Untuk meningkatkan potensi perikanan tangkap, pemprov memberi bantuan kapal nelayan 3 GT kepada kelompok nelayan sebanyak 65 unit untuk 22 kabupaten/kota se-NTT. Bantuan ini diprioritaskan pada kawasan perairan dengan potensi besar, sumber daya manusia yang cukup, dan mudah diakses pengusaha.
Ia mengatakan, NTT sudah mengekspor ikan anggoli sejak 2018 ke Singapura dan Honolulu, tetapi melalui Surabaya, Jawa Timur.

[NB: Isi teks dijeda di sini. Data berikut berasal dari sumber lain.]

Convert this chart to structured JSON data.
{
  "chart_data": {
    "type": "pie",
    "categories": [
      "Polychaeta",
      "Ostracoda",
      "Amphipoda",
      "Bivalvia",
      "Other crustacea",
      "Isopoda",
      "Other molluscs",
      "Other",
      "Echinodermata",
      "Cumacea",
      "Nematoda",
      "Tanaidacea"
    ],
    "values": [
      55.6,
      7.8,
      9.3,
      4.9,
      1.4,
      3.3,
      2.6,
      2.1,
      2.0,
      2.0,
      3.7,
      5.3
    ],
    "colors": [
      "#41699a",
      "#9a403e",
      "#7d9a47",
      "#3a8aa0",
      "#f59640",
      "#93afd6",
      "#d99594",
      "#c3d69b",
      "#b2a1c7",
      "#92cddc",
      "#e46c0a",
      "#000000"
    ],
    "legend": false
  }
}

Ke depan, ekspor seperti ini diupayakan agar langsung dari Pelabuhan Tenau, Kupang, ke negara tujuan sehingga devisa ekspor langsung masuk ke daerah.
Selain ikan, NTT juga punya potensi rumput laut seluas 54.000 hektar dengan potensi produksi 15 juta ton per tahun yang tersebar di 22 kabupaten/kota. Kualitas karagenannya di atas 90 persen sehingga bisa langsung dibuat gel atau makanan dan non-makanan. Namun, selama ini yang bisa dieksploitasi baru sekitar 2 juta ton atau 13,2 persen saja.

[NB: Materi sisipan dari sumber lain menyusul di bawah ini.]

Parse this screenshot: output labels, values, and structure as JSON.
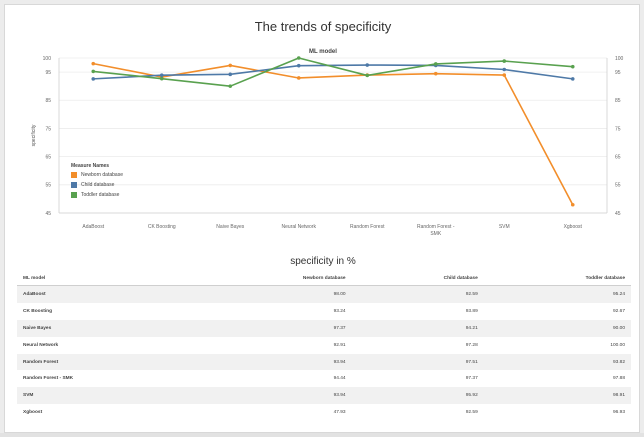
{
  "chart_data": {
    "type": "line",
    "title": "The trends of specificity",
    "subtitle": "ML model",
    "ylabel": "specificity",
    "ylim": [
      45,
      100
    ],
    "y_ticks": [
      45,
      55,
      65,
      75,
      85,
      95,
      100
    ],
    "categories": [
      "AdaBoost",
      "CK Boosting",
      "Naive Bayes",
      "Neural Network",
      "Random Forest",
      "Random Forest - SMK",
      "SVM",
      "Xgboost"
    ],
    "legend_title": "Measure Names",
    "series": [
      {
        "name": "Newborn database",
        "color": "#f28e2b",
        "values": [
          98.0,
          93.24,
          97.37,
          92.91,
          93.94,
          94.44,
          93.94,
          47.93
        ]
      },
      {
        "name": "Child database",
        "color": "#4e79a7",
        "values": [
          92.59,
          93.89,
          94.21,
          97.28,
          97.51,
          97.37,
          95.92,
          92.59
        ]
      },
      {
        "name": "Toddler database",
        "color": "#59a14f",
        "values": [
          95.24,
          92.67,
          90.0,
          100.0,
          93.82,
          97.88,
          98.91,
          96.93
        ]
      }
    ]
  },
  "table": {
    "title": "specificity in %",
    "columns": [
      "ML model",
      "Newborn database",
      "Child database",
      "Toddler database"
    ],
    "rows": [
      [
        "AdaBoost",
        "98.00",
        "92.59",
        "95.24"
      ],
      [
        "CK Boosting",
        "93.24",
        "93.89",
        "92.67"
      ],
      [
        "Naive Bayes",
        "97.37",
        "94.21",
        "90.00"
      ],
      [
        "Neural Network",
        "92.91",
        "97.28",
        "100.00"
      ],
      [
        "Random Forest",
        "93.94",
        "97.51",
        "93.82"
      ],
      [
        "Random Forest - SMK",
        "94.44",
        "97.37",
        "97.88"
      ],
      [
        "SVM",
        "93.94",
        "95.92",
        "98.91"
      ],
      [
        "Xgboost",
        "47.93",
        "92.59",
        "96.93"
      ]
    ]
  }
}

Pemprov NTT pada 2019-2020 memberi bantuan stimulan kepada 8.050 pembudidaya rumput laut di seluruh NTT. Pemprov juga mengajak pengusaha melakukan investasi di sektor rumput laut. Sesuai hitungan, dibutuhkan dana sekitar Rp 1,2 triliun untuk mengeksploitasi seluruh potensi rumput laut di NTT.
Mengatasi penyakit rumput laut
Hawu Haba (54), petani rumput laut di Desa Tablolong, Kecamatan Kupang Barat, Kabupaten Kupang, mengatakan, pemerintah tidak hanya membagi bibit rumput laut, tetapi juga mencarikan jalan bagaimana mengatasi penyakit rumput laut yang disebut ais-ais. Hama ini selalu menyerang rumput laut saat hendak dipanen.
”Ribuan pembudidaya menyerah terhadap penyakit ais-ais ini sehingga tidak mau lagi melakukan pengembangan di bidang rumput laut. Mereka beralasan, sebaiknya mencari usaha lain dibandingkan budidaya rumput laut. Saat kita sedang hitung keuntungan yang bakal diperoleh, tiba-tiba penyakit itu datang, pupus semua harapan dan rencana,” kata Haba.
Ia mengatakan, ais-ais itu saat ini masih mewabah di Tablolong dan Rote Ndao sehingga sebagian pembudidaya enggan bekerja. Mereka telah menggantungkan tali di rumah masing-masing, pertanda tidak ingin membudidayakan rumput laut, selama hama ais-ais tidak dapat diatasi pemerintah.